Posted by Matt Kuhns on Feb 13, 2013

Every February (since 1976), the United States has observed Black History Month. The validity of the concept is argued nearly as regularly; I don’t really have anything to contribute to those arguments, least of all in this space. As it is, all the same, officially Black History Month, I do want to expand a bit on one relevant story from Brilliant Deduction.

There aren’t many such, as I acknowledge in the book itself; the era of great detectives as I’ve conceived of it played out in a place and time in which much of society was a white man’s world, and policing was not one of the exceptions. Women are fairly rare presences in Brilliant Deduction, as a result, and non-whites even moreso. I wasn’t thrilled about this, but ultimately it’s a look at how things were rather than any sort of advocacy for how things ought to be…

All that said, the story of Archy Lee and Isaiah Lees is a fine tale that fit naturally in the book, and is worth some further examination, and this month is as good a time as any.

In brief, at some point in the mid-1850s, white man Charles Stovall traveled to California along with black man Archy Lee, whom Stovall owned as a slave under the laws of his native Mississippi. The laws of California, however, were significantly less protective of slave ownership than Mississippi’s, and though the precise implications were regularly and heatedly contested, more than one black American managed to obtain freedom in the Golden State. Eventually, Archy Lee joined their number.

In Brilliant Deduction, I relate the last chapter of Lee’s struggle to do so, in which the main part was played by Isaiah Lees; Lee himself has a largely passive role in a near madcap scene, wherein Lees dramatically thwarts Stovall’s attempt to dodge the California courts’ ultimate judgment in favor of Lee* by kidnapping him. It’s quite a lively tale—but the events leading up to it are also interesting and inspiring, as well.

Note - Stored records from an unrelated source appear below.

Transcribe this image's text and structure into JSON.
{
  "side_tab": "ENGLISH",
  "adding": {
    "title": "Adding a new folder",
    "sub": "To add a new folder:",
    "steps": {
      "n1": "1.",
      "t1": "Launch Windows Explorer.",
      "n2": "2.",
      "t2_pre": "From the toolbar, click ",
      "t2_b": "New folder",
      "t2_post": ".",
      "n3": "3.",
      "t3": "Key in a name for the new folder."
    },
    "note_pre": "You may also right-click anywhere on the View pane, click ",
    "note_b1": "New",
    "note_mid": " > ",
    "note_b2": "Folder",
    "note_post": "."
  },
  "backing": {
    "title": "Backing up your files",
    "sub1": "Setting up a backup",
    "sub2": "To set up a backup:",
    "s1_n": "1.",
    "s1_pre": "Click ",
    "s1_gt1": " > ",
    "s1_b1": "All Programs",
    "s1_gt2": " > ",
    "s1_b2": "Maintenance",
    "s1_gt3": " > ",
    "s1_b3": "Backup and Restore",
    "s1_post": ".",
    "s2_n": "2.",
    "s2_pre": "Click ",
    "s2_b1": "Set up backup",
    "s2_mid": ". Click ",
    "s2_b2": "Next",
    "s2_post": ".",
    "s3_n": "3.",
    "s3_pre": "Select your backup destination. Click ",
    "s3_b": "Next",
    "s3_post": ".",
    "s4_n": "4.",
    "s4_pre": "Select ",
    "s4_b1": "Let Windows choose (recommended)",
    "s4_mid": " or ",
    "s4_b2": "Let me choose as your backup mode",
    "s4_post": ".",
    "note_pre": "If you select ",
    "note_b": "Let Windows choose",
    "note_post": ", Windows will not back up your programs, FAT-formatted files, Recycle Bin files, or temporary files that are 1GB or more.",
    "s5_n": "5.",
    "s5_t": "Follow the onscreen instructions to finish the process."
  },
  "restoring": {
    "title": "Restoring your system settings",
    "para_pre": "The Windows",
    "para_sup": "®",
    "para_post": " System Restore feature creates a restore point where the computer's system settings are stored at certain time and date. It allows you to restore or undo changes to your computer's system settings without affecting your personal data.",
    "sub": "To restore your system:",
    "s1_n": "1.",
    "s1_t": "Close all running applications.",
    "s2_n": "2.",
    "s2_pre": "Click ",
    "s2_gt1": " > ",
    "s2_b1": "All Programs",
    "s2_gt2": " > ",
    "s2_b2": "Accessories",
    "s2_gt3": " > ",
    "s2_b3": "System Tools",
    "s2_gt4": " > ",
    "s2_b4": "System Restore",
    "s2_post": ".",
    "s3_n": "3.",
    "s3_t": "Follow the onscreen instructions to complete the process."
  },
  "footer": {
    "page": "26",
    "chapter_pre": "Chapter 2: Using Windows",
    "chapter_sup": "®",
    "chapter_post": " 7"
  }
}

As commendable as was the role played by San Francisco’s police (at the time, entirely white, so far as I know), the greater part of the work in getting to that point where Lee had formally recognized liberty for them to protect was performed by dedicated local activists, many of them black. Activist networks of the time became, in the wording of Rudolph Lapp, “expert in helping black men to gain their freedom after they had been brought as slaves to the state.” These activists argued tirelessly for freedom, through the occasionally Kafka-esque court proceedings. They also worked to check those, including Stovall, who attempted to circumvent the legal process if it failed to deliver the result they wanted. In the case of Lee, supporters took up vigilance throughout northern California when he mysteriously disappeared following the state Supreme Court’s ruling on the case—this was technically in Stovall’s favor, but activists managed to obtain a writ of habeus corpus, permitting Stovall’s arrest when he elected to remove Lee back to slavery-friendly Mississippi by force.

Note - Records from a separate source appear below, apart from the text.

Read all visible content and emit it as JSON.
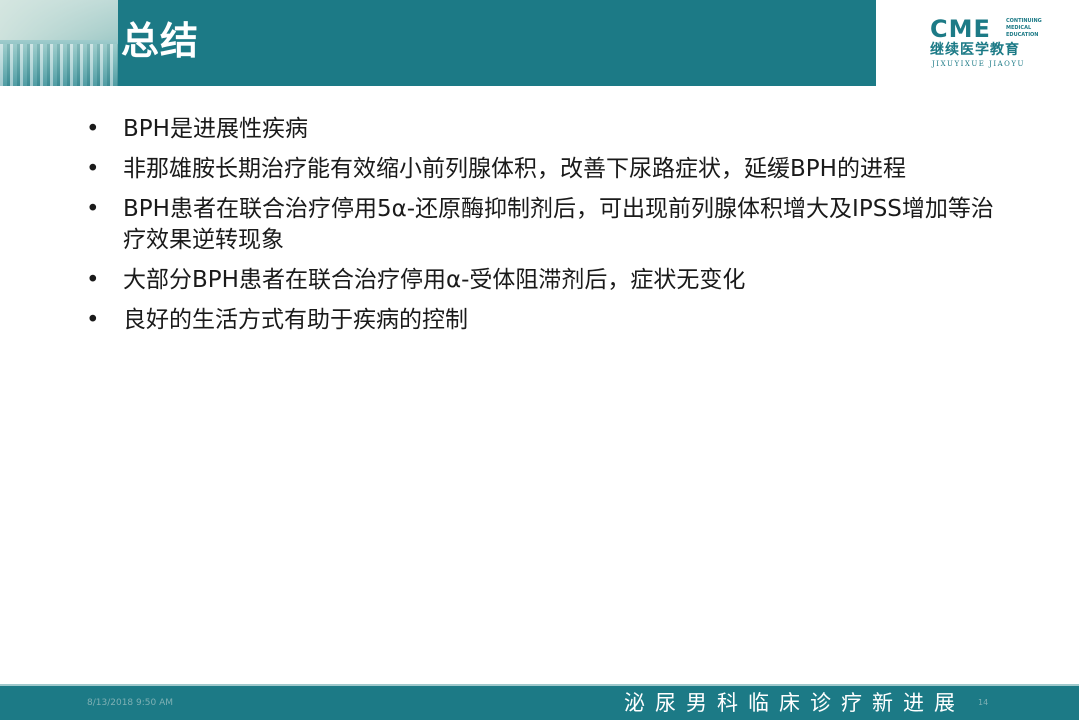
{
  "header": {
    "title": "总结",
    "logo": {
      "main": "CME",
      "side_lines": [
        "CONTINUING",
        "MEDICAL",
        "EDUCATION"
      ],
      "chinese": "继续医学教育",
      "pinyin": "JIXUYIXUE JIAOYU"
    }
  },
  "bullets": [
    "BPH是进展性疾病",
    "非那雄胺长期治疗能有效缩小前列腺体积，改善下尿路症状，延缓BPH的进程",
    "BPH患者在联合治疗停用5α-还原酶抑制剂后，可出现前列腺体积增大及IPSS增加等治疗效果逆转现象",
    "大部分BPH患者在联合治疗停用α-受体阻滞剂后，症状无变化",
    "良好的生活方式有助于疾病的控制"
  ],
  "bullet_symbol": "•",
  "footer": {
    "date": "8/13/2018 9:50 AM",
    "page": "14",
    "slogan": "泌尿男科临床诊疗新进展"
  },
  "colors": {
    "header": "#1c7a86",
    "text": "#1a1a1a",
    "footer": "#1c7a86"
  }
}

The fact that San Francisco’s police subsequently carried out that arrest, after which re-opened court proceedings finally ruled Lee a free man, is an impressive demonstration of integrity; more than once police forces have conveniently found other things to do when called on to enforce laws they opposed. But the extensive efforts by members of California’s black community, and other private citizens, to secure freedom for Lee and many others like him are also well worth remembering. The episode as a whole is, I think, an inspiring representation of America’s ideals: an effective defense of the rights of one (black) man through the joint efforts of thoroughly WASP-ish Isaiah Lees & colleagues, and organized groups of black and white local citizens. Obviously, such battles have had to be re-fought up through the present day, but early successes like this are worth celebrating.

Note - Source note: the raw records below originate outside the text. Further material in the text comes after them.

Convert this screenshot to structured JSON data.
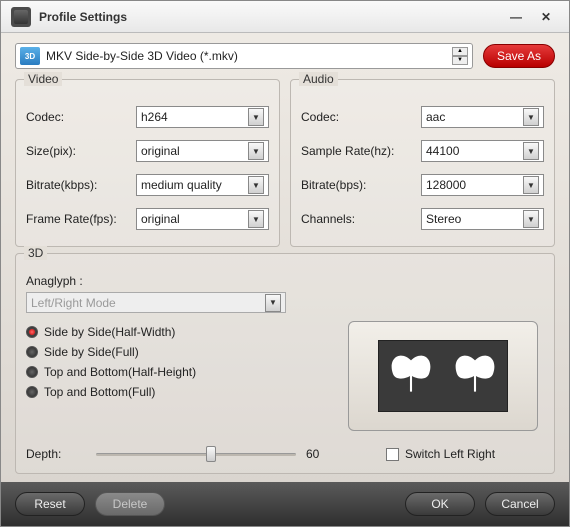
{
  "window": {
    "title": "Profile Settings"
  },
  "profile": {
    "icon_label": "3D",
    "selected": "MKV Side-by-Side 3D Video (*.mkv)",
    "save_as": "Save As"
  },
  "video": {
    "legend": "Video",
    "codec_label": "Codec:",
    "codec": "h264",
    "size_label": "Size(pix):",
    "size": "original",
    "bitrate_label": "Bitrate(kbps):",
    "bitrate": "medium quality",
    "framerate_label": "Frame Rate(fps):",
    "framerate": "original"
  },
  "audio": {
    "legend": "Audio",
    "codec_label": "Codec:",
    "codec": "aac",
    "samplerate_label": "Sample Rate(hz):",
    "samplerate": "44100",
    "bitrate_label": "Bitrate(bps):",
    "bitrate": "128000",
    "channels_label": "Channels:",
    "channels": "Stereo"
  },
  "three_d": {
    "legend": "3D",
    "anaglyph_label": "Anaglyph :",
    "anaglyph_mode": "Left/Right Mode",
    "options": [
      "Side by Side(Half-Width)",
      "Side by Side(Full)",
      "Top and Bottom(Half-Height)",
      "Top and Bottom(Full)"
    ],
    "selected_index": 0,
    "depth_label": "Depth:",
    "depth_value": "60",
    "switch_label": "Switch Left Right",
    "switch_checked": false
  },
  "footer": {
    "reset": "Reset",
    "delete": "Delete",
    "ok": "OK",
    "cancel": "Cancel"
  }
}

Most of my information about these events comes from Archy Lee: A California Fugitive Slave Case, by Rudolph M. Lapp, published by The Book Club of California. This 1969 work is very readable, though it may not be easy to find; I see the Amazon is advertising copies, however. Meanwhile, in preparing this post I came across two online articles about the case, at BlackPast.org and The Examiner.

* Because of the potential confusion, I mostly refer to Archy Lee by his first name in the book.